Re: SPARQL and Turtle Prefix Placement from Andy Seaborne on 2012-06-15 (public-rdf-wg@w3.org from June 2012)

From: Andy Seaborne <andy.seaborne@epimorphics.com>
Date: Fri, 15 Jun 2012 20:35:14 +0100
To: Eric Prud'hommeaux <eric@w3.org>
CC: Gavin Carothers <gavin@carothers.name>, public-rdf-wg@w3.org
Message-ID: <4FDB8E72.8020502@epimorphics.com>
Eric:

The problem with your way is that

[22]  LANGTAG  ::=  '@' [a-zA-Z]+ ('-' [a-zA-Z0-9]+)*

includes "@base" and "@prefix" already

 Andy

On 15/06/12 20:13, Andy Seaborne wrote:
> I prefer Gavin's approach.
>
> No BASE PREFIX; Put '@base' and '@prefix' in the directives.
>
> http://lists.w3.org/Archives/Public/public-rdf-wg/2012May/0353.html
>
> (and it works in parser generators I have used)
>
> Andy
>
> On 15/06/12 19:56, Eric Prud'hommeaux wrote:
>> * Gavin Carothers<gavin@carothers.name> [2012-06-15 10:44-0700]
>>> On Fri, Jun 15, 2012 at 9:48 AM, Eric Prud'hommeaux<eric@w3.org> wrote:
>>>> +[20] LANGTAG ::= BASE | PREFIX | '@' [a-zA-Z]+ ('-' [a-zA-Z0-9]+)*
>>>
>>>
>>> No, reverting back to the PREFIX BASE terminals is not acceptable.
>>> This was already the subject of review by Andy and Peter.
>>>
>>> Please see thread
>>> http://lists.w3.org/Archives/Public/public-rdf-wg/2012May/0347.html
>>> for discussion on the change from PREFIX BASE to a simpler LANGTAG.
>>
>> But that thread didn't terminate in consensus.
>> Andy's point
>> [[
>> (to the casual reader : BASE is '@base' and PREFIX is '@prefix'
>>
>> Which is ambiguous - as it says:
>>
>> LANGTAG ::= ('@base' | '@prefix' | '@' ([a-zA-Z])+ ('-' ([a-zA-Z0-9])+)
>>
>> so the string "@base" matches two ways.
>>
>> But even if sorted out ... it means a tokenizer may well generate the
>> token LANGTAG ... and then:
>>
>> [5] base ::= BASE IRIREF
>>
>> does not match as the token is LANGTAG, not BASE. Oops.
>> ]]
>>
>> is addressed by moving the "BASE | PREFIX | " from LANGTAG to RDFLiteral:
>>
>> RDFLiteral ::= String (BASE | PREFIX | LANGTAG | '^^' iri)?
>>
>> Turtle doesn't talk about parsing rules (perhaps it should); SPARQL's
>> note 3 says [[
>> When tokenizing the input and choosing grammar rules, the longest
>> match is chosen.
>> ]] —<http://www.w3.org/2009/sparql/docs/query-1.1/rq25.xml#sparqlGrammar>
>>
>> This doesn't establish a relative order between terminals implied by
>> ""'d strings in the productions vs. explicit terminals like "LANGTAG
>> ::= '@' [a-zA-Z]+ ('-' [a-zA-Z0-9]+)*". After failing a few tests,
>> people would likely add an order to make "@base" and "@prefix" parse
>> as implicit terminals and never parse them as language tags.
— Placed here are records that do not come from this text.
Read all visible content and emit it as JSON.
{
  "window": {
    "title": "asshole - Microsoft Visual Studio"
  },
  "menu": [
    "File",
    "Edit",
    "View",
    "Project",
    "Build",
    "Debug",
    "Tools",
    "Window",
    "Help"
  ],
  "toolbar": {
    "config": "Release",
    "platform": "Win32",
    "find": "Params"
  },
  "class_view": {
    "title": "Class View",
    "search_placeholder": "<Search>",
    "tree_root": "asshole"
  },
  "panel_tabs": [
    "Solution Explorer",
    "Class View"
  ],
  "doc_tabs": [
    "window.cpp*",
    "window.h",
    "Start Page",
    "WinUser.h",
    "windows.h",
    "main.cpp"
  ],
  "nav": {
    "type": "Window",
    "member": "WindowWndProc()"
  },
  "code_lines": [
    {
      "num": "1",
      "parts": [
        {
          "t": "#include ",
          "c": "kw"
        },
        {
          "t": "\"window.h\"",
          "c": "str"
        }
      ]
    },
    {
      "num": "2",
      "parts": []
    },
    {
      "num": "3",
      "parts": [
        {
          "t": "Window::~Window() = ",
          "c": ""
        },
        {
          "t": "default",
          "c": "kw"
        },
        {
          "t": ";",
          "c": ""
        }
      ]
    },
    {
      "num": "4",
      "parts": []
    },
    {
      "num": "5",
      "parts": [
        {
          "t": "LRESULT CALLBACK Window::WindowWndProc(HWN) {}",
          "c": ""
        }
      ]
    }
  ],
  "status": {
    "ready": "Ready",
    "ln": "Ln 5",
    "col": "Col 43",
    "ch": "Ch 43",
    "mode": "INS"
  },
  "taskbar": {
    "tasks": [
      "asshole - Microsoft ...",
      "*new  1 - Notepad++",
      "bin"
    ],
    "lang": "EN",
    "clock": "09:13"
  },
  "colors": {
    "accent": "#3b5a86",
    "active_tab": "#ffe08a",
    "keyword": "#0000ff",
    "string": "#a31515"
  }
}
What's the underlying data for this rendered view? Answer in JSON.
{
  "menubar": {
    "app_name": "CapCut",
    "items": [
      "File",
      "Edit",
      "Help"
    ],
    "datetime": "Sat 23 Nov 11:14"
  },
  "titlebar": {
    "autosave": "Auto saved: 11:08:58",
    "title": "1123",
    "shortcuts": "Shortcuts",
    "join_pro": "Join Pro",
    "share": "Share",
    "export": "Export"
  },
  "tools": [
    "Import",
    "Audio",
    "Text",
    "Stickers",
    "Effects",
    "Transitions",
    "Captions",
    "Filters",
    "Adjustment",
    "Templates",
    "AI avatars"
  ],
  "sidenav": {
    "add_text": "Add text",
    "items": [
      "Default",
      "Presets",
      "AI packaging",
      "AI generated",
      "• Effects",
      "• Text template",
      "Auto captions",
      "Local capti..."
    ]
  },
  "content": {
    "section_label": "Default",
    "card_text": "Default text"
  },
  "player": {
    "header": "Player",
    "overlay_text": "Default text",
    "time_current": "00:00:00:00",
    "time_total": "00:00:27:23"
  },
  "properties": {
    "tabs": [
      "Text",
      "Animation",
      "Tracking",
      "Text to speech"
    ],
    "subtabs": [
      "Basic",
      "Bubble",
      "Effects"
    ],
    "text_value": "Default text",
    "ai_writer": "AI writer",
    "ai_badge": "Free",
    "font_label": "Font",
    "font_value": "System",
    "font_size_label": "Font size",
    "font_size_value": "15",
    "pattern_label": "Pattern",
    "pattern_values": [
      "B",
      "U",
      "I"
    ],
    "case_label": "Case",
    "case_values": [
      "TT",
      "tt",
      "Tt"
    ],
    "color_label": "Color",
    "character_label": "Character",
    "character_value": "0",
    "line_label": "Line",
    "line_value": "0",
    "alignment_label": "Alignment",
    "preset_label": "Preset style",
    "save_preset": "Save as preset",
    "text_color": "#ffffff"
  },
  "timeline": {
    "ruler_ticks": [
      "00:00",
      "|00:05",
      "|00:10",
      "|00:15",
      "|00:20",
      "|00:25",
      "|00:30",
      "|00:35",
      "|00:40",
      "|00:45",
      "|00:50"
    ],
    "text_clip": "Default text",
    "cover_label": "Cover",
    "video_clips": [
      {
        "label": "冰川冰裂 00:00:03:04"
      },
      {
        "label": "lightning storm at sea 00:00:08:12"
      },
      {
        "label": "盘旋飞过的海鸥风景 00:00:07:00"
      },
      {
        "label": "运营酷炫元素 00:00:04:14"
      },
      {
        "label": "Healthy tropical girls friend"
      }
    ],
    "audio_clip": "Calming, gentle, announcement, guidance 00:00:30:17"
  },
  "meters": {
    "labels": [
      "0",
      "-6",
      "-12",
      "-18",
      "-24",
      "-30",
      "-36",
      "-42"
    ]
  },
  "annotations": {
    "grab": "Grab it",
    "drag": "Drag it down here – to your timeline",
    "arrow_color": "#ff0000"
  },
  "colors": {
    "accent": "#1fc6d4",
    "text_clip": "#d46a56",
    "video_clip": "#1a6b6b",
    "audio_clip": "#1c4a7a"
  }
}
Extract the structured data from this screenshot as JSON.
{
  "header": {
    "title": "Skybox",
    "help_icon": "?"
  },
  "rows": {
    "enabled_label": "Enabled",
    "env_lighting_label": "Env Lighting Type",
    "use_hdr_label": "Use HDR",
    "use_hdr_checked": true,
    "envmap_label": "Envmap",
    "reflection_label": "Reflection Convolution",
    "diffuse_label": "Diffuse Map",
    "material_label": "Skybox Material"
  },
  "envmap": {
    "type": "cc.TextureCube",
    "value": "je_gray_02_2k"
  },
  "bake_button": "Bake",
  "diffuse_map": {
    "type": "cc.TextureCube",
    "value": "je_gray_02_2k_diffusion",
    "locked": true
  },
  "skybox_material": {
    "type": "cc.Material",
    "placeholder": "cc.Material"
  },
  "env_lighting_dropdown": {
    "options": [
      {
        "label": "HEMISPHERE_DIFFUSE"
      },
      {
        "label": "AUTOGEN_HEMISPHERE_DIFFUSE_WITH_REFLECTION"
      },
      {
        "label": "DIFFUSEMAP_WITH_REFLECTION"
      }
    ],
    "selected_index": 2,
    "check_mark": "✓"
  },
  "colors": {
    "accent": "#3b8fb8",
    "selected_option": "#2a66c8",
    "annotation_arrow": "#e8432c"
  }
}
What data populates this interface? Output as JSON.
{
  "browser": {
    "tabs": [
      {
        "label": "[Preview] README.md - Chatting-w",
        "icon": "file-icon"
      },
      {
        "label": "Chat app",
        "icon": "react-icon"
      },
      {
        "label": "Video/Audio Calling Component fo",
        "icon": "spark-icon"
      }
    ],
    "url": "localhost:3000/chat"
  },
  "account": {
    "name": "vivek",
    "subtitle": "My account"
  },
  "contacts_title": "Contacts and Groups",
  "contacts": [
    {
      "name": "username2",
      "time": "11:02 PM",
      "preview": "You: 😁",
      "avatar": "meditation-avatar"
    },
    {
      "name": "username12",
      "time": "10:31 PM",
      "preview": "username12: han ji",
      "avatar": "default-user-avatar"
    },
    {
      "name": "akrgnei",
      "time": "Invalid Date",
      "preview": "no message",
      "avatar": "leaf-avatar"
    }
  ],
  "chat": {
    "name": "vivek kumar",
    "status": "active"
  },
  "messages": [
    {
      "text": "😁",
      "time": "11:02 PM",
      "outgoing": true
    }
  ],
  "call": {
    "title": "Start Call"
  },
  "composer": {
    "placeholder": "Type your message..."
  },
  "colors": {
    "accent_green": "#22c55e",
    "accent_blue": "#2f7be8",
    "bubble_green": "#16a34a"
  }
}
We can be
>> much more explicit if use the above production for RDFLiteral. An
>> aesthetic option would be to break it up for semantic clarity:
>>
>> RDFLiteral ::= String (LanguageTag | '^^' iri)?
>> LanguageTag ::= BASE | PREFIX | LANGTAG
>>
>> I've commited that for everyone's viewing pleasure.
>>
>> I also found some errors in STRING_LITERAL ("s vs. 's reverse, so 's
>> not allowed within "" string). I'm now validating with this text (note
>> the long quotes):
>> [[
>> []<p> <o1>, "o2", [<p2> _:o3 ] ;
>> <p3> (<o4> "o5"@base "o5"@prefix _:o6 [<p4> <o8> ] ),<o9> .
>> [<p5> """o10
>> ""line"" '''2'''""", '''o11
>> ''line'' """3"""'''^^<integer> ;
>> <p6> 12, +12, -12, # [+-]? [0-9]+
>> 13.0, +13.0, -13.0, # [+-]? [0-9]* '.' [0-9]+ with *=2
>> .0, +.0, -.0, # [+-]? [0-9]* '.' [0-9]+ with *=0
>> 14.E0, +14.E0, -14.E0, # [+-]? [0-9]+ '.' [0-9]* EXPONENT with *=0
>> 14.0E0, +14.0E0, # [+-]? [0-9]+ '.' [0-9]* EXPONENT with *=1
>> .14E2, +.14E2, -.14E2, -14.0E0, # [+-]? '.' [0-9]+ EXPONENT
>> 1.4E1, +1.4E1, -1.4E1, # [+-]? [0-9]+ EXPONENT)
>> 14e0, 14e+0, 14e-0 # [eE] [+-]? [0-9]+
>> ].
>> [[
>>
>>
>>> Also please make sure updates to the grammar are also checked into the
>>> http://dvcs.w3.org/hg/rdf/raw-file/default/rdf-turtle/turtle.bnf not
>>> only the HTML.
>>
>> will do.
Received on Friday, 15 June 2012 19:35:44 UTC